SRE Site Reliability Engineer

Dice

Dubai

AED 200,000 - 300,000

Job description

Mandatory Skills: Kubernetes, Java API, Cloud Services, DevOps Tools
Optional Skills: AWS, Agile Scrum, API Gateway

Client Overview: Our client, a leading provider of digital Global System for Mobile Communications/General Packet Radio Service (GSM/GPRS) wireless voice and data technology standards, is looking for dynamic and driven professionals to join a rapidly growing high-performance team.

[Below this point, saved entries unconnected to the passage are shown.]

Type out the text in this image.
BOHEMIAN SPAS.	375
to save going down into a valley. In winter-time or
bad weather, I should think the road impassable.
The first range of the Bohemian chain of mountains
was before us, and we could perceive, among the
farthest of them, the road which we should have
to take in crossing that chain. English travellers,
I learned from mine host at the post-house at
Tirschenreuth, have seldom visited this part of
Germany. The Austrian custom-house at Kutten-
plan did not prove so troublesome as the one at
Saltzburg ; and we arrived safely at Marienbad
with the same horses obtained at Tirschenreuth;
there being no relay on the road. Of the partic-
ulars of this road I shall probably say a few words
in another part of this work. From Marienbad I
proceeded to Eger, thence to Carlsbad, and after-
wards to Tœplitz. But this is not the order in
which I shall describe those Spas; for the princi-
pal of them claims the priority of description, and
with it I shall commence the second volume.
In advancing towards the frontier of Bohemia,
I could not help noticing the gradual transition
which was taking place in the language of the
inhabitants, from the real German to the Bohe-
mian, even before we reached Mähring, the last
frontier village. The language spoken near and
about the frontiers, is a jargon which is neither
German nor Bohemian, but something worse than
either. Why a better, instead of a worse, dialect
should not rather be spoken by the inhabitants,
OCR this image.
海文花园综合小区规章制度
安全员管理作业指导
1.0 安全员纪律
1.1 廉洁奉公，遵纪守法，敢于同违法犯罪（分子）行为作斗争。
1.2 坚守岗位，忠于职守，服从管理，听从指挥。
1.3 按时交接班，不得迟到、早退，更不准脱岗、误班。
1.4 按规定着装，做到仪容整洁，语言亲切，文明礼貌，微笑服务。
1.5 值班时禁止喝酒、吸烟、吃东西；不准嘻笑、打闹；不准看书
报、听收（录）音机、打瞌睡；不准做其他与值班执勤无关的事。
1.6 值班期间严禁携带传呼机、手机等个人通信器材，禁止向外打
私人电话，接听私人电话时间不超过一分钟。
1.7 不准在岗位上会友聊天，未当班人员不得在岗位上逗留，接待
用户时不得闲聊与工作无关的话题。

Position: Site Reliability Engineer, ACE Platform Engineering

This role will support critical API Platform, DevOps, and other activities for the Digital Services Group. Responsibilities include:

Provide consulting services for improved system stability, availability, performance, and reliability.
Assist in determining the impact of operational issues and provide input into their resolution via data extraction and quantification.
Work through day-to-day support issues, ensuring effective and timely resolution of issues in the production environment, and troubleshoot customer-impacting issues.
Forecast and plan for a rapidly growing environment.
Support multiple applications, specifically running Solo Gloo/Kubernetes/PCF/Google Cloud Platform/Java-based systems in an enterprise environment.
Support Gloo running on Kubernetes, Grafana, Prometheus, Cassandra, Postgres, Spring Boot, or Java-based applications running on PCF and WebLogic.
Apply monitoring and create complex alerts and dashboards for production systems.
Provide capacity analysis and tuning analysis for Cloud applications in a LINUX and container platform.
Available to provide 24x7 on-call support on a rotating basis with other team members.
Lead efforts in troubleshooting, recovery, and root cause investigation.
Perform analysis of user requirements and problems to automate or improve systems and review system capabilities, workflow, and scheduling limitations.
Follow and develop detailed work plans, schedules, project estimates, resource plans, and status reports.
Facilitate Disaster Recovery (DR) exercises to ensure that the team is fully prepared for any event.
Lead root cause analysis sessions to understand what causes issues in Production and propose solutions to prevent recurrence.
Ensure documentation is created and remains updated for any related work.
Evaluate product and service solutions.

Skill Requirements:

Strong hands-on experience in Kubernetes, infrastructure, and support.
Strong experience in DevOps practice for Microservices using Kubernetes as orchestrator.
Strong experience with Cloud configurations and services.
Strong experience in API microservices.
Experience with tools like: NGINX, Docker, Postman, SOAP UI, ELK, Splunk, App Dynamics, CI/CD tools, and GitLab.
Good experience in performance measures and tuning, capacity planning and management, contingency, and disaster recovery.
Strong scripting knowledge and experience.
Good understanding of networking and routing.